Di luar dugaan Burhanuddin Muhtadi dan Indikator Politik Indonesia yang dipimpinnya, Anies-Sandi menenangkan Pilkada DKI Jakarta dengan selisih sangat besar dibandingkan Ahok-Djarot. Bahkan, di puluhan kelurahan, Ahok-Djarot yang semula unggul pada putaran pertama menjadi kalah pada putaran kedua.
Mengapa bisa terjadi demikian? Menurut Burhanuddin Muhtadi, terjadi hal luar biasa pada 5 hari menjelang Pilkada.
“Ada kemungkinan terjadi hal luar biasa pada 5 hari jelang pilkada. Indikasinya: menurut data dari sampel 30 kelurahan di mana Ahok unggul putaran pertama tapi kalah putaran kedua rata-rata kenaikan suara Anies dari pemilih baru (yang tidak nyoblos putaran pertama) sebesar 5,8%,” kata Direktur Eksekutif Indikator Politik Indonesia itu setelah mengungkapkan bahwa sebelum minggu tenang elektabilitas Anies-Sandi unggul sangat tipis atas Ahok-Djarot.

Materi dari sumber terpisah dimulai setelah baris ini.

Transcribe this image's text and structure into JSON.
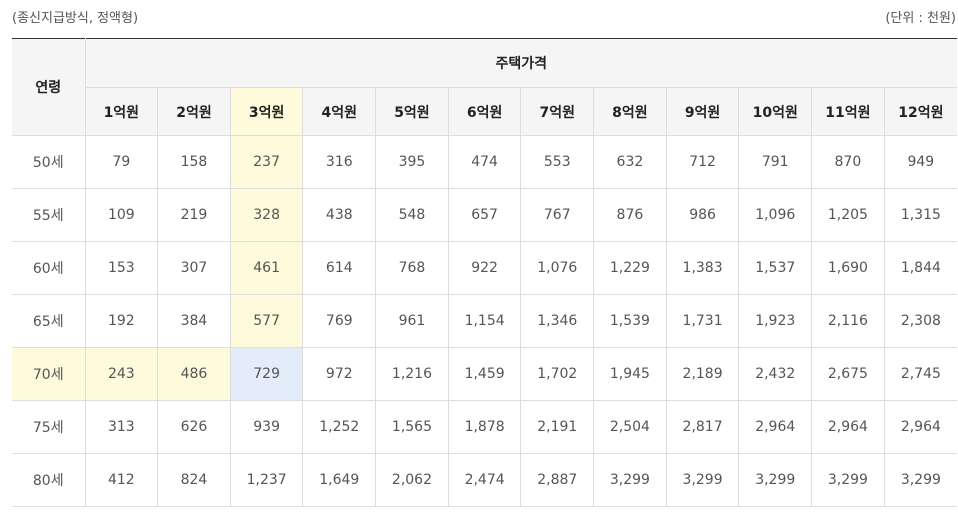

“Jadi dengan asumsi seluruh pemilih Agus dan Anies putaran pertama datang dan milih Anies di putaran kedua, suara paslon tiga masih ditambah 5,8%. Faktanya, tidak semua pemilih Agus nyoblos Anies di putaran kedua,” lanjutnya.
“Artinya new voters buat Anies lebih dari 5,8%. Di saat yang sama partisipasi pemilih Ahok turun di putaran kedua.”
Apa hal luar biasa yang dimaksud oleh Burhanuddin Muhtadi itu? Secara singkat ia menyebutkan ada dua hal yang menurutnya luar biasa.
“Intinya ada mobilisasi luar biasa yang membuat suara paslo 3 membengkak. Dan ada kejadian signifikan yang membuat kantong-kantong pemilih Tionghoa dan pemilih muslim pendukung Ahok yang melemah sepanjang minggu tenang,” pungkasnya.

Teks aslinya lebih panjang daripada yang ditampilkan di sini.